July 11 (Bloomberg) -- The following companies may have significant price changes in Hong Kong trading. Stock symbols are in parentheses. Share prices are as of the last close.
The Hang Seng Index rose 0.9 percent to 22,726.43. The Hang Seng China Enterprises Index, which tracks so-called H shares of Chinese companies, gained 0.9 percent to 12,756.32.
Automakers: Deliveries of cars including multipurpose and sport-utility vehicles to dealerships rose 6.2 percent to 1.1 million units last month from a year earlier, the China Association of Automobile Manufacturers said on July 8.
BYD Co. (1211 HK): The Chinese carmaker backed by Warren Buffett declined 2.7 percent to HK$25.40. Dongfeng Motor Group Co. (489 HK), Chinese partner of Nissan Motor Co., rose 1.6 percent to HK$15.46.

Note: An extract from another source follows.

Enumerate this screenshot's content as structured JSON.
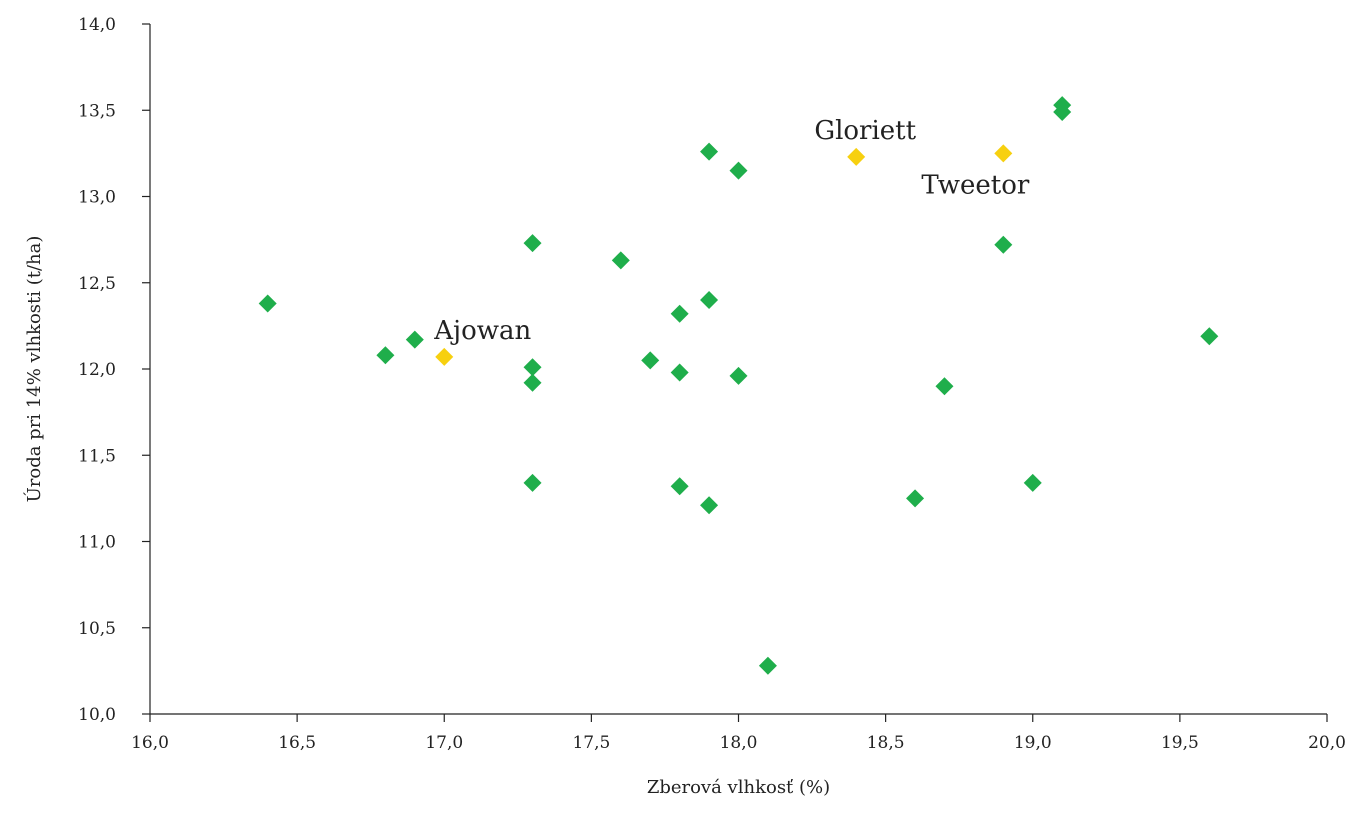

Hong Kong developers: No sales were recorded at five of the city’s 10 biggest private apartment projects over the weekend, the first time since November, after lenders raised mortgage rates, Midland Holdings Ltd., a residential property broking service provider, said in an e-mailed statement.
Henderson Land Development Co. (12 HK), the Hong Kong builder controlled by billionaire Lee Shau-kee, advanced 0.3 percent to HK$50.05. Sino Land Co. (83 HK), a Hong Kong developer controlled by billionaire Robert Ng, increased 1.9 percent to HK$12.94.

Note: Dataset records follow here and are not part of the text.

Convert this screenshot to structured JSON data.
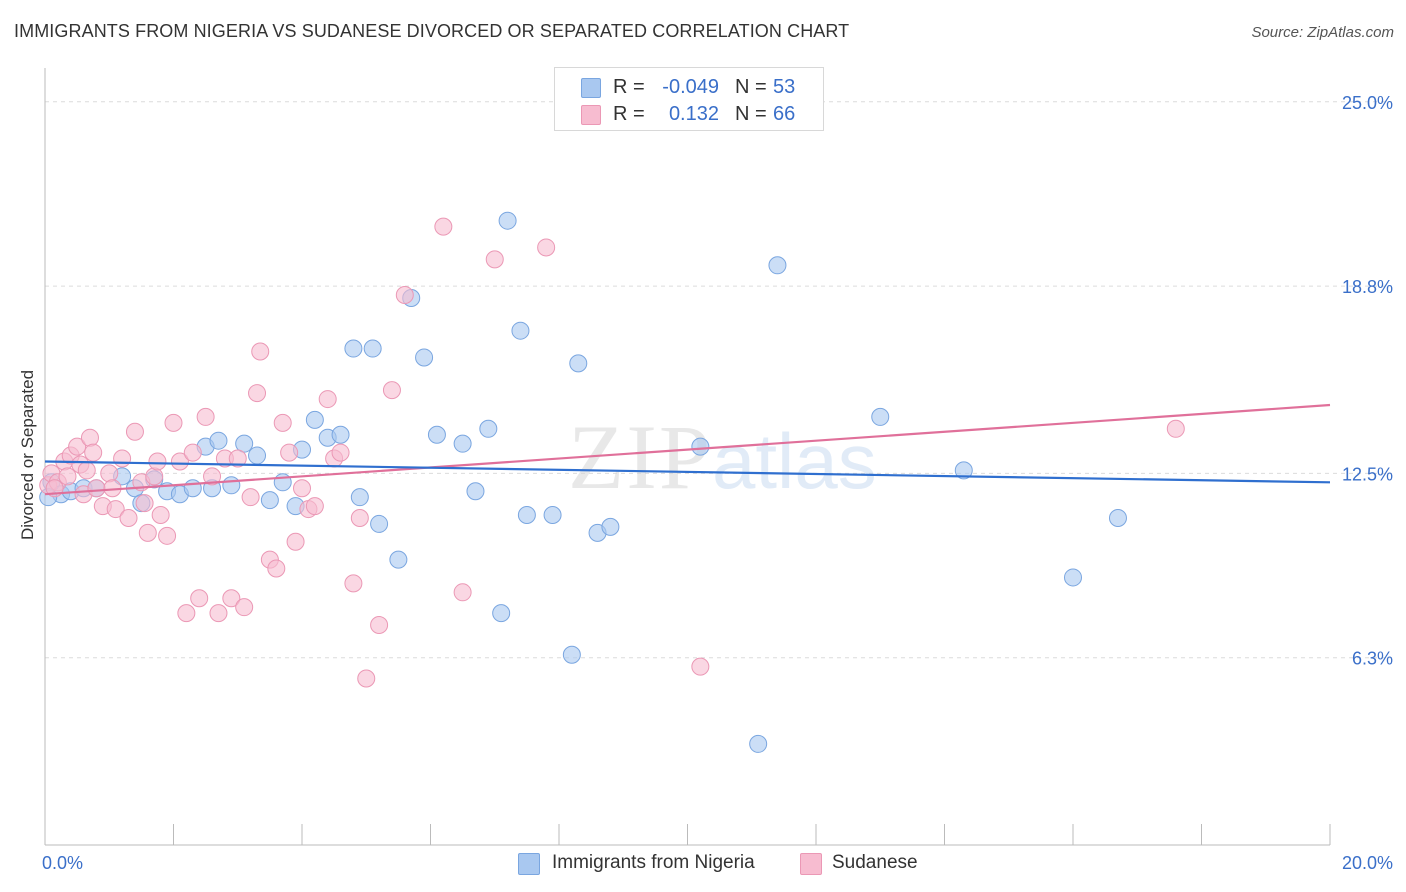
{
  "title": "IMMIGRANTS FROM NIGERIA VS SUDANESE DIVORCED OR SEPARATED CORRELATION CHART",
  "source": "Source: ZipAtlas.com",
  "watermark": "ZIPatlas",
  "colors": {
    "nigeria_fill": "#a9c8f0",
    "nigeria_stroke": "#7aa6e0",
    "nigeria_line": "#2f6fcf",
    "sudanese_fill": "#f7bcd0",
    "sudanese_stroke": "#eb98b5",
    "sudanese_line": "#e0709a",
    "tick_label": "#3a6fc9"
  },
  "legend": {
    "rows": [
      {
        "r_label": "R =",
        "r_value": "-0.049",
        "n_label": "N =",
        "n_value": "53"
      },
      {
        "r_label": "R =",
        "r_value": "0.132",
        "n_label": "N =",
        "n_value": "66"
      }
    ]
  },
  "bottom_legend": {
    "nigeria": "Immigrants from Nigeria",
    "sudanese": "Sudanese"
  },
  "chart_data": {
    "type": "scatter",
    "title": "IMMIGRANTS FROM NIGERIA VS SUDANESE DIVORCED OR SEPARATED CORRELATION CHART",
    "xlabel": "",
    "ylabel": "Divorced or Separated",
    "xlim": [
      0,
      20
    ],
    "ylim": [
      0,
      25.8
    ],
    "x_tick_labels": [
      "0.0%",
      "20.0%"
    ],
    "y_ticks": [
      6.3,
      12.5,
      18.8,
      25.0
    ],
    "y_tick_labels": [
      "6.3%",
      "12.5%",
      "18.8%",
      "25.0%"
    ],
    "grid": "horizontal dashed",
    "legend_position": "top-center",
    "series": [
      {
        "name": "Immigrants from Nigeria",
        "trend": [
          [
            0,
            12.9
          ],
          [
            20,
            12.2
          ]
        ],
        "points": [
          [
            0.1,
            12.2
          ],
          [
            0.25,
            11.8
          ],
          [
            0.4,
            11.9
          ],
          [
            0.6,
            12.0
          ],
          [
            0.8,
            12.0
          ],
          [
            1.2,
            12.4
          ],
          [
            1.4,
            12.0
          ],
          [
            1.5,
            11.5
          ],
          [
            1.7,
            12.3
          ],
          [
            1.9,
            11.9
          ],
          [
            2.1,
            11.8
          ],
          [
            2.3,
            12.0
          ],
          [
            2.5,
            13.4
          ],
          [
            2.6,
            12.0
          ],
          [
            2.7,
            13.6
          ],
          [
            2.9,
            12.1
          ],
          [
            3.1,
            13.5
          ],
          [
            3.3,
            13.1
          ],
          [
            3.5,
            11.6
          ],
          [
            3.7,
            12.2
          ],
          [
            3.9,
            11.4
          ],
          [
            4.0,
            13.3
          ],
          [
            4.2,
            14.3
          ],
          [
            4.4,
            13.7
          ],
          [
            4.6,
            13.8
          ],
          [
            4.8,
            16.7
          ],
          [
            4.9,
            11.7
          ],
          [
            5.1,
            16.7
          ],
          [
            5.2,
            10.8
          ],
          [
            5.5,
            9.6
          ],
          [
            5.7,
            18.4
          ],
          [
            5.9,
            16.4
          ],
          [
            6.1,
            13.8
          ],
          [
            6.5,
            13.5
          ],
          [
            6.7,
            11.9
          ],
          [
            6.9,
            14.0
          ],
          [
            7.1,
            7.8
          ],
          [
            7.2,
            21.0
          ],
          [
            7.4,
            17.3
          ],
          [
            7.5,
            11.1
          ],
          [
            7.9,
            11.1
          ],
          [
            8.2,
            6.4
          ],
          [
            8.3,
            16.2
          ],
          [
            8.6,
            10.5
          ],
          [
            8.8,
            10.7
          ],
          [
            10.2,
            13.4
          ],
          [
            11.1,
            3.4
          ],
          [
            11.4,
            19.5
          ],
          [
            13.0,
            14.4
          ],
          [
            14.3,
            12.6
          ],
          [
            16.0,
            9.0
          ],
          [
            16.7,
            11.0
          ],
          [
            0.05,
            11.7
          ]
        ]
      },
      {
        "name": "Sudanese",
        "trend": [
          [
            0,
            11.8
          ],
          [
            20,
            14.8
          ]
        ],
        "points": [
          [
            0.05,
            12.1
          ],
          [
            0.1,
            12.5
          ],
          [
            0.2,
            12.2
          ],
          [
            0.3,
            12.9
          ],
          [
            0.4,
            13.1
          ],
          [
            0.5,
            13.4
          ],
          [
            0.55,
            12.8
          ],
          [
            0.6,
            11.8
          ],
          [
            0.7,
            13.7
          ],
          [
            0.75,
            13.2
          ],
          [
            0.8,
            12.0
          ],
          [
            0.9,
            11.4
          ],
          [
            1.0,
            12.5
          ],
          [
            1.1,
            11.3
          ],
          [
            1.2,
            13.0
          ],
          [
            1.3,
            11.0
          ],
          [
            1.4,
            13.9
          ],
          [
            1.5,
            12.2
          ],
          [
            1.6,
            10.5
          ],
          [
            1.7,
            12.4
          ],
          [
            1.75,
            12.9
          ],
          [
            1.8,
            11.1
          ],
          [
            1.9,
            10.4
          ],
          [
            2.0,
            14.2
          ],
          [
            2.1,
            12.9
          ],
          [
            2.2,
            7.8
          ],
          [
            2.3,
            13.2
          ],
          [
            2.4,
            8.3
          ],
          [
            2.5,
            14.4
          ],
          [
            2.6,
            12.4
          ],
          [
            2.7,
            7.8
          ],
          [
            2.8,
            13.0
          ],
          [
            2.9,
            8.3
          ],
          [
            3.0,
            13.0
          ],
          [
            3.1,
            8.0
          ],
          [
            3.2,
            11.7
          ],
          [
            3.3,
            15.2
          ],
          [
            3.35,
            16.6
          ],
          [
            3.5,
            9.6
          ],
          [
            3.6,
            9.3
          ],
          [
            3.7,
            14.2
          ],
          [
            3.8,
            13.2
          ],
          [
            3.9,
            10.2
          ],
          [
            4.0,
            12.0
          ],
          [
            4.1,
            11.3
          ],
          [
            4.2,
            11.4
          ],
          [
            4.4,
            15.0
          ],
          [
            4.5,
            13.0
          ],
          [
            4.6,
            13.2
          ],
          [
            4.8,
            8.8
          ],
          [
            4.9,
            11.0
          ],
          [
            5.0,
            5.6
          ],
          [
            5.2,
            7.4
          ],
          [
            5.4,
            15.3
          ],
          [
            5.6,
            18.5
          ],
          [
            6.2,
            20.8
          ],
          [
            6.5,
            8.5
          ],
          [
            7.0,
            19.7
          ],
          [
            7.8,
            20.1
          ],
          [
            10.2,
            6.0
          ],
          [
            17.6,
            14.0
          ],
          [
            0.15,
            12.0
          ],
          [
            0.35,
            12.4
          ],
          [
            0.65,
            12.6
          ],
          [
            1.05,
            12.0
          ],
          [
            1.55,
            11.5
          ]
        ]
      }
    ]
  }
}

Angang Steel Co. (347 HK): The steelmaker said net income for the six months ended June 30 may have fallen about 92 percent from a year earlier because of rising raw-material prices. The stock gained 1.1 percent to HK$8.85.
BaWang International Group Holding Ltd. (1338 HK): The Chinese maker of shampoos expects to record a loss for the first half of 2011 as sales were “adversely affected” by reports of dioxane content in its products. The stock declined 4.7 percent to HK$1.43.

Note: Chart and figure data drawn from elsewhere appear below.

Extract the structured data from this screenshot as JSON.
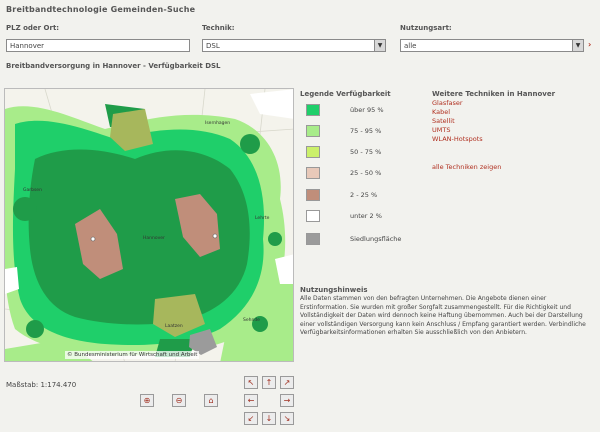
{
  "page": {
    "title": "Breitbandtechnologie Gemeinden-Suche"
  },
  "search": {
    "place_label": "PLZ oder Ort:",
    "place_value": "Hannover",
    "tech_label": "Technik:",
    "tech_value": "DSL",
    "usage_label": "Nutzungsart:",
    "usage_value": "alle"
  },
  "map": {
    "heading": "Breitbandversorgung in Hannover - Verfügbarkeit DSL",
    "copyright": "© Bundesministerium für Wirtschaft und Arbeit",
    "scale": "Maßstab: 1:174.470",
    "place_names": [
      "Hannover",
      "Garbsen",
      "Laatzen",
      "Isernhagen",
      "Lehrte",
      "Sehnde"
    ]
  },
  "legend": {
    "title": "Legende Verfügbarkeit",
    "items": [
      {
        "label": "über 95 %",
        "color": "#1fcf6a"
      },
      {
        "label": "75 - 95 %",
        "color": "#a8ec8a"
      },
      {
        "label": "50 - 75 %",
        "color": "#cbf06a"
      },
      {
        "label": "25 - 50 %",
        "color": "#e8c9b9"
      },
      {
        "label": "2 - 25 %",
        "color": "#c08e7a"
      },
      {
        "label": "unter 2 %",
        "color": "#ffffff"
      },
      {
        "label": "Siedlungsfläche",
        "color": "#9b9b9b"
      }
    ]
  },
  "technologies": {
    "title": "Weitere Techniken in Hannover",
    "links": [
      "Glasfaser",
      "Kabel",
      "Satellit",
      "UMTS",
      "WLAN-Hotspots"
    ],
    "all_link": "alle Techniken zeigen"
  },
  "notes": {
    "title": "Nutzungshinweis",
    "body": "Alle Daten stammen von den befragten Unternehmen. Die Angebote dienen einer Erstinformation. Sie wurden mit großer Sorgfalt zusammengestellt. Für die Richtigkeit und Vollständigkeit der Daten wird dennoch keine Haftung übernommen. Auch bei der Darstellung einer vollständigen Versorgung kann kein Anschluss / Empfang garantiert werden. Verbindliche Verfügbarkeitsinformationen erhalten Sie ausschließlich von den Anbietern."
  },
  "tools": {
    "zoom_in": "zoom-in-icon",
    "zoom_out": "zoom-out-icon",
    "zoom_full": "zoom-full-icon",
    "pan": "pan-arrow-icons"
  }
}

Belle International Holdings Ltd. (1880 HK): China’s largest retailer of women’s shoes by market value said in an e-mailed statement its same-store sales for footwear rose 20 percent in the second quarter. The stock rose 0.6 percent to HK$17.04.
China Dongxiang Group Co. (3818 HK): The sportswear retailer in China said it expects sales for the six months ended June 30 to decline by about 45 percent from a year earlier. The stock slumped 5.5 percent to HK$2.08.
China SCE Property Holdings Ltd. (1966 HK): The developer or residential real estate said it may post a first-half loss due to a significant increase in finance costs after the sale of 2 billion yuan ($309 million) of U.S. dollar debt in January. The stock was unchanged at HK$2.
China State Construction International Holdings Ltd. (3311 HK): The provider of building construction services in Hong Kong said in an e-mailed statement its first-half new contracts value rose 73.6 percent from a year earlier to HK$19.3 billion. The stock advanced 0.6 percent to HK$8.17.
Sun Hung Kai Properties Ltd. (16 HK): The world’s biggest developer by market value recorded sales of HK$4.5 billion ($578 million) from its Imperial Cullinan development over the past week, Hong Kong Economic Journal reported on July 9, citing Victor Lui, an executive director at the developer’s property agency unit. The stock rose 1.4 percent to HK$118.30.